Ukraine’s hryvnia has hit rock bottom, now 34 against the euro. This is the lowest point for the Ukrainian currency ever tracked.
The hryvnia has also plunged to a record low against the Russian ruble, trading at 4.99 hryvnia to 10 rubles.
The Ukrainian currency is on its hat-trick against the US dollar. One dollar is worth 28.44 hryvnia; the historical record was 30.01 hryvnia in February 2015.
“Weak devaluation of the hryvnia will continue in early 2018. I think it will reach its peak in late January or early February. And I would not be surprised if during this time the hryvnia will fall to 30 against the dollar, or even lower,” economist Vasily Yurchishin told Ukraina.ru.
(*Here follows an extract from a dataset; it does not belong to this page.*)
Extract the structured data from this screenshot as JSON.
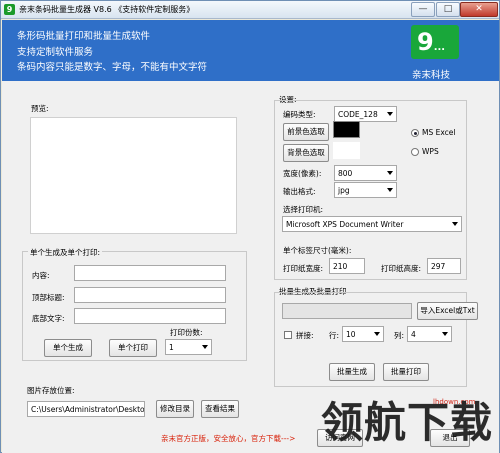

Officially, Kiev says that the weak hryvnia is good for the Ukrainian economy, as it gets more national currency for the goods it sells abroad.
In December, Ukrainian authorities admitted that the country’s banking system had set a record for bad loans, and the financial sector has found itself in its worst-ever predicament. As of November, the value of loans with a 100 percent probability of default was 587 billion hryvnia, or $21 billion.
That figure equates to almost a quarter of Ukraine’s $93 billion gross domestic product. Before the Maidan revolution at the end of 2013, the Ukrainian economy produced $183 billion. The median salary in Ukraine works out at €190 per month (a little over $220) according to a study by Texty.org.ua, making the country poorest in Europe.
This week, Ukraine lost a €600 million loan tranche from the European Union after Kiev failed to fulfill four out of 21 requirements from Brussels, including structural economic reforms.